CD Review: Love Will Come – The Music of Vince Guaraldi Vol. 2
George Winston and Vince Guaraldi. Two musicians who evoke wildly different memories for me. Guaraldi is famous for his compositions for the classic Peanuts TV specials, especially A Charlie Brown Christmas, a seminal part of my childhood. Jazz pianist Winston was part of the stable at Windham Hill Records in the late 1970s and 80s, a label whose folk and New Age sounds immediately conjure simpler days as I made my first forays into a musical career in college. In 1996, Winston recorded the first volume of Guaraldi tunes, Linus and Lucy. A second solo piano volume of signature Guaraldi tunes, Love Will Come, has recently been released on RCA Victor.
When I think of Guaraldi’s music, I, of course, immediately jump to the jazzy, upbeat tunes he provided for the Peanuts specials. And there are plenty of those jazz-inflected tunes scattered throughout the album. Fans of the TV specials will recognize snippets of familiar melodies, though no one track seems to be a direct quote.
Woodstock’s familiar tune is there, as well as “Time for Love” (an interpretation of the main theme from THERE’S NO TIME FOR LOVE, CHARLIE BROWN), “It Was a short Summer, Charlie Brown,” and “You’re Elected, Charlie Brown.” But “Air Music” (also known as “Surfin’ Snoopy”), which was used in three Peanuts specials, will probably be the most familiar tune.
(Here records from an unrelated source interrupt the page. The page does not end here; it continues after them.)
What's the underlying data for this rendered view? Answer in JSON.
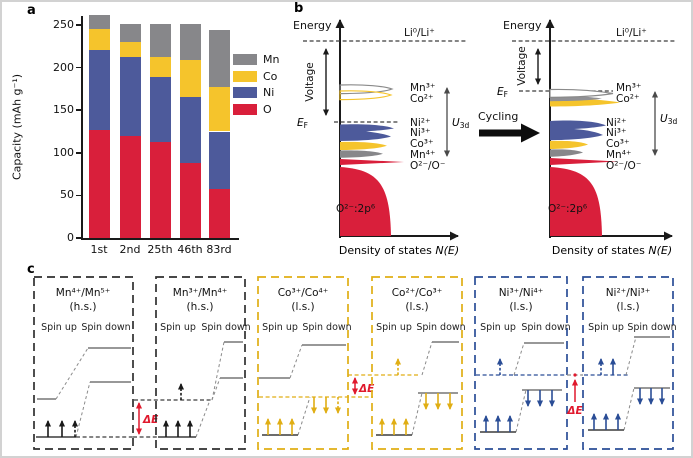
{
  "panel_labels": {
    "a": "a",
    "b": "b",
    "c": "c"
  },
  "colors": {
    "mn": "#87878a",
    "co": "#f5c42c",
    "ni": "#4d5a9b",
    "o": "#d91f3b",
    "mn_text": "#3f3f41",
    "co_text": "#e0ae14",
    "ni_text": "#2a4d96",
    "red": "#e0192d",
    "axis": "#1a1a1a",
    "mn_border": "#2f2f2f"
  },
  "chart_data": {
    "type": "bar",
    "stacked": true,
    "title": "",
    "xlabel": "",
    "ylabel": "Capacity (mAh g⁻¹)",
    "categories": [
      "1st",
      "2nd",
      "25th",
      "46th",
      "83rd"
    ],
    "series": [
      {
        "name": "O",
        "color_key": "o",
        "values": [
          127,
          120,
          113,
          88,
          58
        ]
      },
      {
        "name": "Ni",
        "color_key": "ni",
        "values": [
          94,
          92,
          76,
          77,
          67
        ]
      },
      {
        "name": "Co",
        "color_key": "co",
        "values": [
          24,
          18,
          23,
          44,
          52
        ]
      },
      {
        "name": "Mn",
        "color_key": "mn",
        "values": [
          17,
          21,
          39,
          42,
          67
        ]
      }
    ],
    "totals": [
      262,
      251,
      251,
      251,
      244
    ],
    "legend": [
      {
        "label": "Mn",
        "color_key": "mn"
      },
      {
        "label": "Co",
        "color_key": "co"
      },
      {
        "label": "Ni",
        "color_key": "ni"
      },
      {
        "label": "O",
        "color_key": "o"
      }
    ],
    "yticks": [
      0,
      50,
      100,
      150,
      200,
      250
    ],
    "ylim": [
      0,
      265
    ],
    "grid": false,
    "legend_position": "right"
  },
  "dos": {
    "energy_label": "Energy",
    "li_label": "Li⁰/Li⁺",
    "voltage_label": "Voltage",
    "fermi_base": "E",
    "fermi_sub": "F",
    "u_base": "U",
    "u_sub": "3d",
    "upper_states": {
      "mn3": "Mn³⁺",
      "co2": "Co²⁺"
    },
    "lower_states": {
      "ni2": "Ni²⁺",
      "ni3": "Ni³⁺",
      "co3": "Co³⁺",
      "mn4": "Mn⁴⁺",
      "o": "O²⁻/O⁻"
    },
    "o2p_label": "O²⁻:2p⁶",
    "xlabel_main": "Density of states ",
    "xlabel_math": "N(E)",
    "cycling_label": "Cycling"
  },
  "spin_boxes": [
    {
      "title": "Mn⁴⁺/Mn⁵⁺",
      "subtitle": "(h.s.)",
      "spin_up": "Spin up",
      "spin_down": "Spin down",
      "theme": "mn"
    },
    {
      "title": "Mn³⁺/Mn⁴⁺",
      "subtitle": "(h.s.)",
      "spin_up": "Spin up",
      "spin_down": "Spin down",
      "theme": "mn"
    },
    {
      "title": "Co³⁺/Co⁴⁺",
      "subtitle": "(l.s.)",
      "spin_up": "Spin up",
      "spin_down": "Spin down",
      "theme": "co"
    },
    {
      "title": "Co²⁺/Co³⁺",
      "subtitle": "(l.s.)",
      "spin_up": "Spin up",
      "spin_down": "Spin down",
      "theme": "co"
    },
    {
      "title": "Ni³⁺/Ni⁴⁺",
      "subtitle": "(l.s.)",
      "spin_up": "Spin up",
      "spin_down": "Spin down",
      "theme": "ni"
    },
    {
      "title": "Ni²⁺/Ni³⁺",
      "subtitle": "(l.s.)",
      "spin_up": "Spin up",
      "spin_down": "Spin down",
      "theme": "ni"
    }
  ],
  "annotations": {
    "delta_e": "ΔE"
  }
}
In addition to the Peanuts tunes, the album contains lyrical jazz, Latin-tinged songs, and bebop. But it is the quiet moments that are particularly lovely. Tracks like “Love Will Come,” “Room At the Bottom,” and “Rain, Rain Go Away” show us the poignant beating of Guaraldi’s heart beneath his inimitable talent.
The liner notes provides a bio of Guaraldi and reminiscences by Winston. The detailed notes by Jay Junker and Winston on each track, including the history of the tunes and the musicals keys, are most impressive.
Like Winston’s work at Windham Hill, the album is a pleasure to listen to. While the piano playing sounds a little heavy-handed at times, that may be a product of the engineering. I personally would have dialed back the bass lines a bit, though the bass does give the recording some depth. But those are minor quibbles. Winston has obvious affection for Guaraldi’s music and it shows in his performances.
The question becomes, with recordings of Guaraldi playing his own tunes out there, why purchase Winston’s interpretations? As Winston says in the liner notes, “I want to do what I can to help keep [Guaraldi’s] legacy alive.” Sounds like a pretty good reason to me.